Nineteen thirty-nine will always be remembered for the outbreak of World War II. Adolf Hitler, Joseph Stalin, Joachim Von Ribbentrop, and Vyacheslav Molotov conspired to launch World War II which commenced on Friday, September 1st, 1939.
Thus, Hitler, Von Ribbentrop, Stalin, and Molotov are "The Big Bad Wolves of 1939?” Stalin, as far as we know, originally was interested in containing Hitler as late as April, 1939, but in May, when he dismissed his part-Jewish Foreign Minister Maxim Litvinov, whose Jewish heritage and marriage to an English wife was sure to be a problem for Hitler's government, it clearly signified that something was up. The British government which announced it would come to the aid of Poland if it were invaded by Hitler, was strategically ill-equipped to effectively carry out that announced intention. Meanwhile, Stalin became convinced that while in time Soviet and Nazi forces would clash, he needed two things to be prepared — time, and the rebuilding of his armed forces in the wake of his purge of his own military establishment between 1937 and 1939.

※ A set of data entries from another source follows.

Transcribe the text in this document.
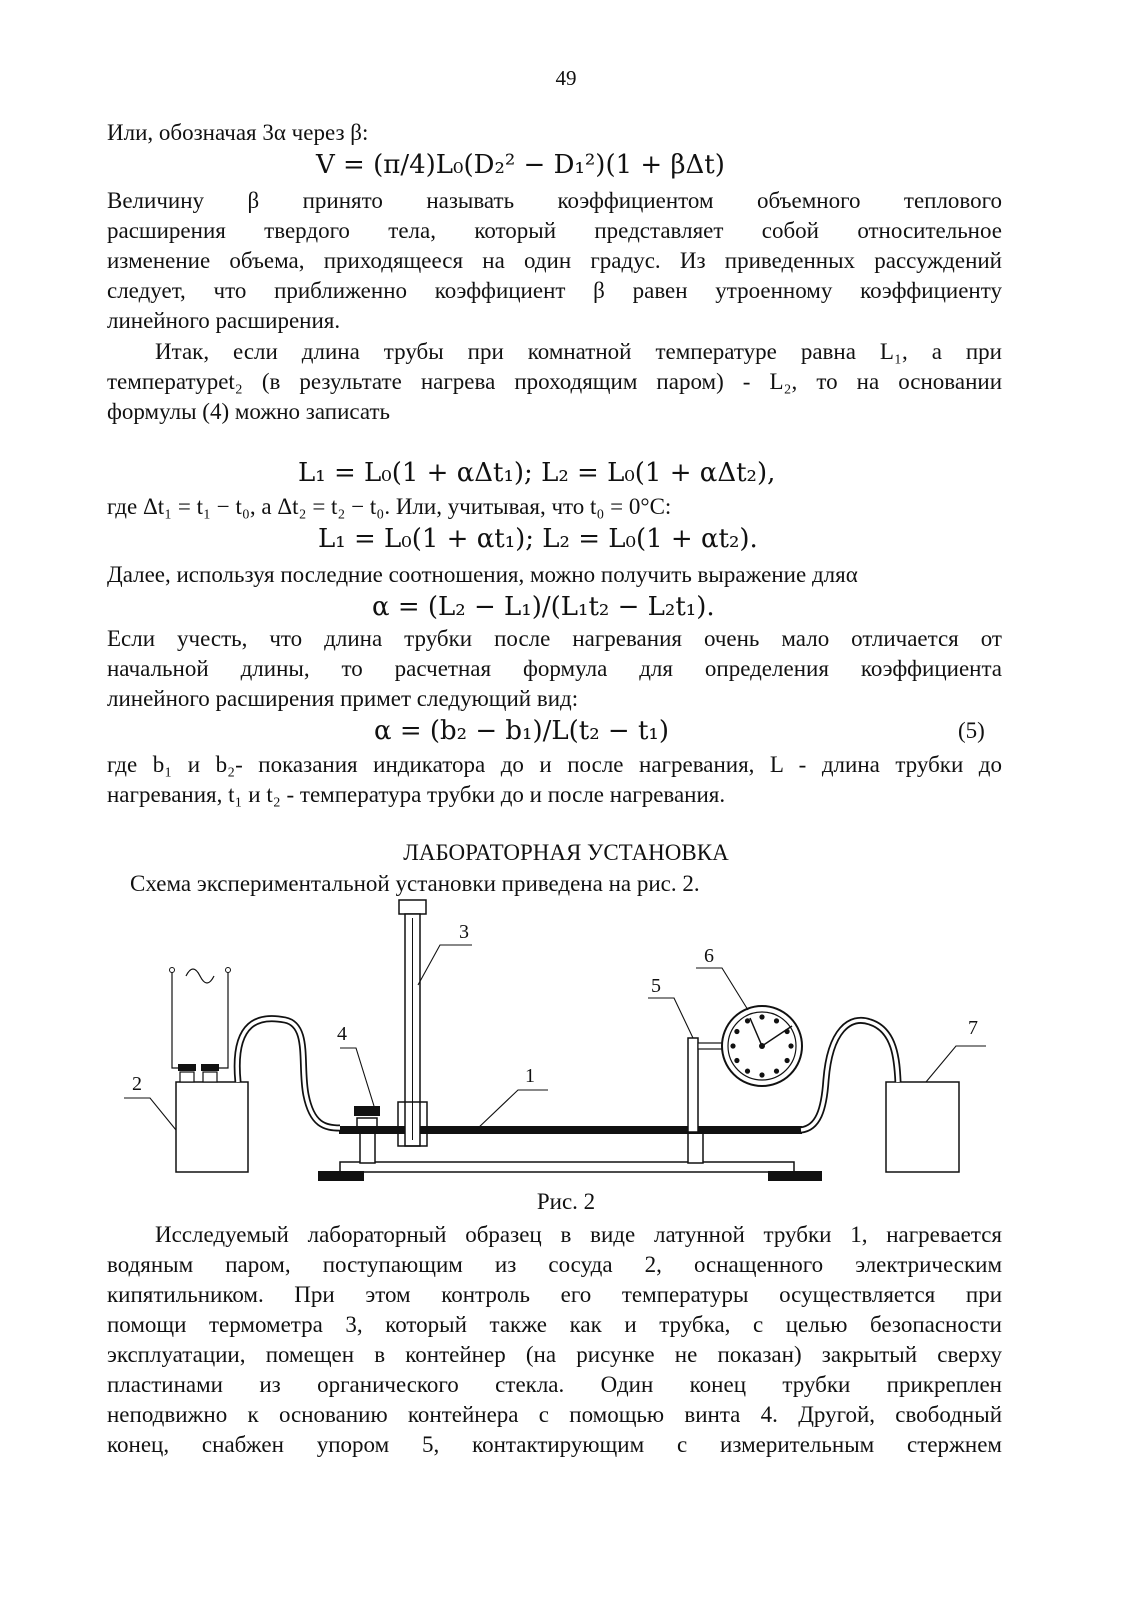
49
Или, обозначая 3α через β:
V = (π/4)L₀(D₂² − D₁²)(1 + βΔt)
Величину β принято называть коэффициентом объемного теплового
расширения твердого тела, который представляет собой относительное
изменение объема, приходящееся на один градус. Из приведенных рассуждений
следует, что приближенно коэффициент β равен утроенному коэффициенту
линейного расширения.
Итак, если длина трубы при комнатной температуре равна L₁, а при
температуреt₂ (в результате нагрева проходящим паром) - L₂, то на основании
формулы (4) можно записать
L₁ = L₀(1 + αΔt₁); L₂ = L₀(1 + αΔt₂),
где Δt₁ = t₁ − t₀, а Δt₂ = t₂ − t₀. Или, учитывая, что t₀ = 0°C:
L₁ = L₀(1 + αt₁); L₂ = L₀(1 + αt₂).
Далее, используя последние соотношения, можно получить выражение дляα
α = (L₂ − L₁)/(L₁t₂ − L₂t₁).
Если учесть, что длина трубки после нагревания очень мало отличается от
начальной длины, то расчетная формула для определения коэффициента
линейного расширения примет следующий вид:
α = (b₂ − b₁)/L(t₂ − t₁)	(5)
где b₁ и b₂- показания индикатора до и после нагревания, L - длина трубки до
нагревания, t₁ и t₂ - температура трубки до и после нагревания.
ЛАБОРАТОРНАЯ УСТАНОВКА
Схема экспериментальной установки приведена на рис. 2.
2
4
3
1
5
6
7
Рис. 2
Исследуемый лабораторный образец в виде латунной трубки 1, нагревается
водяным паром, поступающим из сосуда 2, оснащенного электрическим
кипятильником. При этом контроль его температуры осуществляется при
помощи термометра 3, который также как и трубка, с целью безопасности
эксплуатации, помещен в контейнер (на рисунке не показан) закрытый сверху
пластинами из органического стекла. Один конец трубки прикреплен
неподвижно к основанию контейнера с помощью винта 4. Другой, свободный
конец, снабжен упором 5, контактирующим с измерительным стержнем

I've often written and even spoken of the contrast between little Polish and American children during the weekend of Thursday, August 31st and Monday, September 4th, Labor Day in the United States. For children in America it was the weekend they must give up the happiness and carefree traditions of summer and get ready for school. It was the time for the boring task of trying on new clothes and the purchase of school supplies, etc. For Polish children however, it was a time of agonizing fear. What might stop Adolf Hitler from invading their farms and villages, slaying their brothers, uncles, their fathers and even their grandfathers who would bravely face Hitler's mechanized armies on horseback? Where could they go for safety? Would God Almighty possibly come to their aid? Certainly they prayed such might be the case! But, alas, it wasn't to be! Can you imagine the helplessness of that fear that turned into absolute reality?
Yes, good things happened in 1939 to good people, but ultimately the worst thing that could happen to other equally good people did occur in the one thousand nine-hundred and thirty-ninth year of our age.
Thus, the Nobel Peace Prize committee in Oslo, Norway was right not to hand out peace prizes in 1939.
No one, insofar as I'm aware, not even "we of the land of the free and the home of the brave" deserved a prize for peace!